In Linux, the byte value for ö
in the UTF-8 encoding is:
-61(Hi Byte)
-74(Lo Byte)
(unsigned value = 46787)
My Question is, how can I convert from 148
from CP437 to UTF-8 in C++ on Linux?
The detailed info for my problem lies here:
open() function in Linux with extended characters (128-255) returns -1 error
Temporary solution:
C++11 supports the conversion to UTF-8 using codecvt_utf8
On Windows, you can use the Win32 MultiByteToWideChar()
function to convert data from CP437 to UTF-16, and then use the WideCharToMultiByte()
function to convert data from UTF-16 to UTF-8.
On Linux, you can use a Unicode conversion library, like libiconv or ICU (which are available for Windows, too).
In C++11 and later, you can use std::wstring_convert
to:
convert from CP437 to either UTF-16 or UTF-32/UCS-4 (if you can get/make a codecvt
for CP437, that is).
then, convert from UTF-16 or UTF-32/UCS-4 to UTF-8.

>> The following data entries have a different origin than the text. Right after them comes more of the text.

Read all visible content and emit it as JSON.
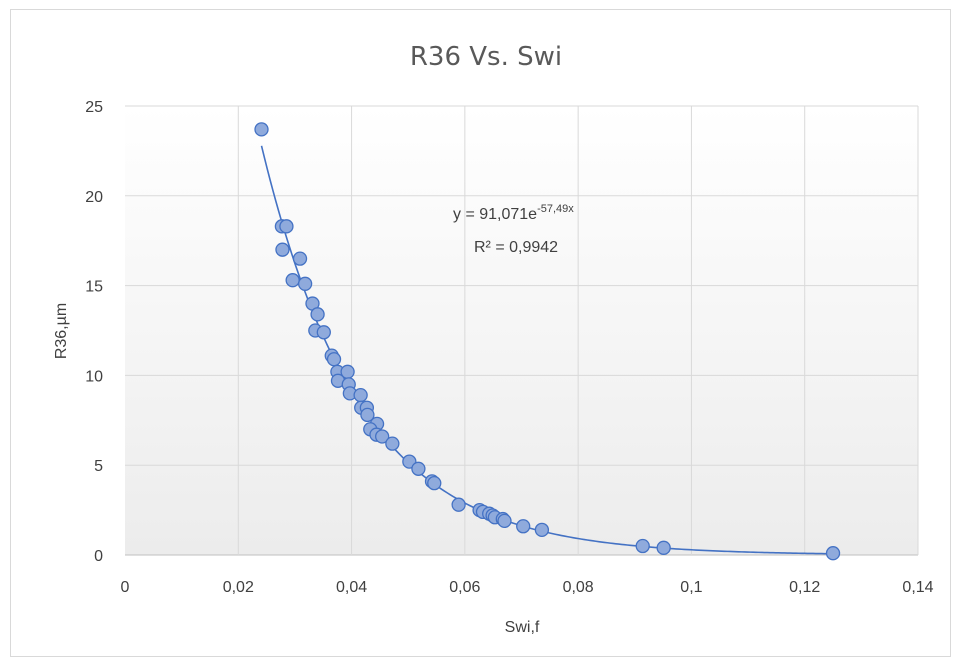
{
  "chart_data": {
    "type": "scatter",
    "title": "R36 Vs. Swi",
    "xlabel": "Swi,f",
    "ylabel": "R36,µm",
    "xlim": [
      0,
      0.14
    ],
    "ylim": [
      0,
      25
    ],
    "x_ticks": [
      0,
      0.02,
      0.04,
      0.06,
      0.08,
      0.1,
      0.12,
      0.14
    ],
    "x_tick_labels": [
      "0",
      "0,02",
      "0,04",
      "0,06",
      "0,08",
      "0,1",
      "0,12",
      "0,14"
    ],
    "y_ticks": [
      0,
      5,
      10,
      15,
      20,
      25
    ],
    "y_tick_labels": [
      "0",
      "5",
      "10",
      "15",
      "20",
      "25"
    ],
    "grid": true,
    "marker_color": "#8faadc",
    "marker_edge_color": "#4472c4",
    "trendline_color": "#4472c4",
    "points": [
      [
        0.0241,
        23.7
      ],
      [
        0.0277,
        18.3
      ],
      [
        0.0285,
        18.3
      ],
      [
        0.0278,
        17.0
      ],
      [
        0.0309,
        16.5
      ],
      [
        0.0296,
        15.3
      ],
      [
        0.0318,
        15.1
      ],
      [
        0.0331,
        14.0
      ],
      [
        0.034,
        13.4
      ],
      [
        0.0336,
        12.5
      ],
      [
        0.0351,
        12.4
      ],
      [
        0.0365,
        11.1
      ],
      [
        0.0369,
        10.9
      ],
      [
        0.0375,
        10.2
      ],
      [
        0.0393,
        10.2
      ],
      [
        0.0376,
        9.7
      ],
      [
        0.0395,
        9.5
      ],
      [
        0.0397,
        9.0
      ],
      [
        0.0416,
        8.9
      ],
      [
        0.0417,
        8.2
      ],
      [
        0.0427,
        8.2
      ],
      [
        0.0428,
        7.8
      ],
      [
        0.0445,
        7.3
      ],
      [
        0.0433,
        7.0
      ],
      [
        0.0444,
        6.7
      ],
      [
        0.0454,
        6.6
      ],
      [
        0.0472,
        6.2
      ],
      [
        0.0502,
        5.2
      ],
      [
        0.0518,
        4.8
      ],
      [
        0.0542,
        4.1
      ],
      [
        0.0546,
        4.0
      ],
      [
        0.0589,
        2.8
      ],
      [
        0.0626,
        2.5
      ],
      [
        0.0632,
        2.4
      ],
      [
        0.0643,
        2.3
      ],
      [
        0.0649,
        2.2
      ],
      [
        0.0653,
        2.1
      ],
      [
        0.0667,
        2.0
      ],
      [
        0.067,
        1.9
      ],
      [
        0.0703,
        1.6
      ],
      [
        0.0736,
        1.4
      ],
      [
        0.0914,
        0.5
      ],
      [
        0.0951,
        0.4
      ],
      [
        0.125,
        0.1
      ]
    ],
    "trendline": {
      "type": "exponential",
      "a": 91.071,
      "b": -57.49,
      "x_range": [
        0.0241,
        0.125
      ]
    },
    "annotation": {
      "equation_base": "y = 91,071e",
      "equation_exponent": "-57,49x",
      "r2": "R² = 0,9942"
    }
  }
}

You can't use codecvt_utf8
to convert from CP437 to UTF-8 directly. It only supports conversions between:
UTF-8 and UCS-2 (not UTF-16!)
UTF-8 and UTF-32/UCS-4.
You have to use codecvt_utf8_utf16
for conversions between UTF-8 and UTF-16.
Or, you can use mbrtoc16()
to convert CP437 to UTF-16 using a CP437 locale, and then use c16rtomb()
to convert UTF-16 to UTF-8 using a UTF-8 locale (if your STL library implements a fix for DR488, otherwise c16rtomb()
only supports UCS-2 and not UTF-16!).
Otherwise, just create your own CP437-to-UTF8 lookup table for the 256 possible CP437 bytes, and then do the conversion manually, one byte at a time.